Probablement. Quand nous comparons la Martinique et la Guadeloupe aux autres territoires de la Caraïbe, nous constatons que, grâce à la CMA CGM, les îles françaises bénéficient de tarifs qui restent relativement bas du fait du contrat qui lie l’armateur à l’UGPBAN (Union des Groupements des Producteurs de BANanes de Guadeloupe et de Martinique créée en 2003). En effet, et ce jusqu’en 2026, la CMA CGM est chargée de l’export de toute la banane de la Martinique et de la Guadeloupe. Ce qui leur permet de maîtriser leur tarifs de fret à l’import puisqu’ils ne repartent pas à vide vers la France. Pour faire simple, la région Caraibe n’exporte pas. Ainsi, lorsqu’un armateur amène des containers pleins (import) vers la Caraibe, la plupart du temps il repart à vide (export) car la Caraibe ne produit pas suffisamment. Ce qui est une perte énorme pour eux car pour qu’un trajet soit rentable, il faut un équilibre entre ce qui est importé et ce qui est exporté. La CMA CGM peut pratiquer des tarifs sur la zone Caraibe française que les autres compagnies ne peuvent pas suivre, lui donnant cette position de quasi monopole au moins jusqu’en 2026.

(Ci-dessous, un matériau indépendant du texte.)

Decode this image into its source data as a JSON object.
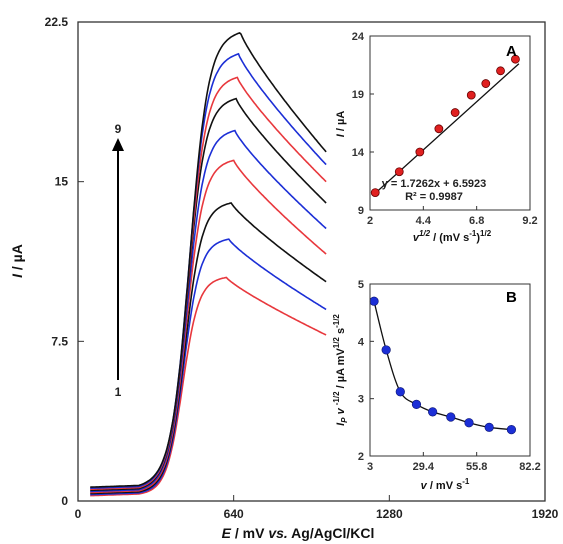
{
  "chart_data": [
    {
      "type": "line",
      "xlabel": {
        "italic_part": "E",
        "rest": " / mV ",
        "vs": "vs.",
        "ref": " Ag/AgCl/KCl"
      },
      "ylabel": {
        "italic_part": "I",
        "rest": " / µA"
      },
      "xlim": [
        0,
        1920
      ],
      "ylim": [
        0,
        22.5
      ],
      "x_ticks": [
        0,
        640,
        1280,
        1920
      ],
      "x_tick_labels": [
        "0",
        "640",
        "1280",
        "1920"
      ],
      "y_ticks": [
        0,
        7.5,
        15,
        22.5
      ],
      "y_tick_labels": [
        "0",
        "7.5",
        "15",
        "22.5"
      ],
      "grid": false,
      "arrow": {
        "from_label": "1",
        "to_label": "9"
      },
      "series_colors": [
        "#e8383d",
        "#1c2fd6",
        "#111111",
        "#e8383d",
        "#1c2fd6",
        "#111111",
        "#e8383d",
        "#1c2fd6",
        "#111111"
      ],
      "series_shape": {
        "x_start": 50,
        "x_end": 1020,
        "peak_x": [
          610,
          620,
          630,
          640,
          645,
          650,
          655,
          660,
          668
        ],
        "peak_y": [
          10.5,
          12.3,
          14.0,
          16.0,
          17.4,
          18.9,
          19.9,
          21.0,
          22.0
        ],
        "end_y": [
          7.8,
          9.0,
          10.3,
          11.6,
          12.8,
          14.0,
          15.0,
          15.8,
          16.4
        ],
        "start_y": [
          0.25,
          0.3,
          0.35,
          0.4,
          0.45,
          0.5,
          0.55,
          0.6,
          0.65
        ]
      }
    },
    {
      "type": "scatter",
      "panel_label": "A",
      "xlabel": {
        "main": "v",
        "sup1": "1/2",
        "rest": " / (mV s",
        "sup2": "-1",
        "close": ")",
        "sup3": "1/2"
      },
      "ylabel": {
        "italic_part": "I",
        "rest": " / µA"
      },
      "xlim": [
        2,
        9.2
      ],
      "ylim": [
        9,
        24
      ],
      "x_ticks": [
        2,
        4.4,
        6.8,
        9.2
      ],
      "x_tick_labels": [
        "2",
        "4.4",
        "6.8",
        "9.2"
      ],
      "y_ticks": [
        9,
        14,
        19,
        24
      ],
      "y_tick_labels": [
        "9",
        "14",
        "19",
        "24"
      ],
      "x": [
        2.236,
        3.317,
        4.243,
        5.099,
        5.831,
        6.557,
        7.211,
        7.874,
        8.544
      ],
      "y": [
        10.5,
        12.3,
        14.0,
        16.0,
        17.4,
        18.9,
        19.9,
        21.0,
        22.0
      ],
      "fit": {
        "slope": 1.7262,
        "intercept": 6.5923
      },
      "equation": "y = 1.7262x + 6.5923",
      "r_squared": "R² = 0.9987",
      "marker_color": "#e02020"
    },
    {
      "type": "scatter",
      "panel_label": "B",
      "xlabel": {
        "italic_part": "v",
        "rest": " / mV s",
        "sup": "-1"
      },
      "ylabel": {
        "main": "I",
        "sub": "P",
        "mid": " v ",
        "sup1": "-1/2",
        "rest": " / µA mV",
        "sup2": "1/2",
        "rest2": " s",
        "sup3": "-1/2"
      },
      "xlim": [
        3,
        82.2
      ],
      "ylim": [
        2,
        5
      ],
      "x_ticks": [
        3,
        29.4,
        55.8,
        82.2
      ],
      "x_tick_labels": [
        "3",
        "29.4",
        "55.8",
        "82.2"
      ],
      "y_ticks": [
        2,
        3,
        4,
        5
      ],
      "y_tick_labels": [
        "2",
        "3",
        "4",
        "5"
      ],
      "x": [
        5,
        11,
        18,
        26,
        34,
        43,
        52,
        62,
        73
      ],
      "y": [
        4.7,
        3.85,
        3.12,
        2.9,
        2.77,
        2.68,
        2.58,
        2.5,
        2.46
      ],
      "marker_color": "#1c2fd6"
    }
  ]
}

Nous avons vu plus haut que le port nécessite un investissement important pour être modernisé et que l’augmentation des tarifs portuaires n’était pas une solution envisageable dans ce contexte de vie chère. La CMA CGM souhaite investir dans le port et le transformer en une plateforme qui recevra des containers qui ne sont pas destinés à la Martinique (transbordement). Ce projet estimé à 160 millions d’euros créera, selon la CMA CGM et le Conseil de Surveillance, environ 80 emplois (pour rappel, il y a 44 490 chômeurs en Martinique…). Le problème est que la CMA CGM demande à la CTM, qui a une toute autre vision, de débourser la majeure partie des 160 millions. Fonds qui n’iront donc pas à la population ni aux entreprises locales.

De plus, ce projet de transbordement qui vise à agrandir le port, lui permettrait d’accueillir plus de containers. Plus de containers signifie aussi plus de recettes pour la société en charge du débarquement des containers. Cette société qui n’est autre que GMM, filiale de la CMA CGM…

Cette stratégie de transbordement est discutable sur plusieurs aspects. Non seulement, on se trouve dans un bassin où il y a des hub de transbordement très compétitifs avec des prix bas (Trinidad et Tobago, Surinam, Jamaïque ou encore Sint Maarteen) mais que ferons nous si en 2026 le marché de l’export de la banane est remporté par une société concurrente à la CMA CGM?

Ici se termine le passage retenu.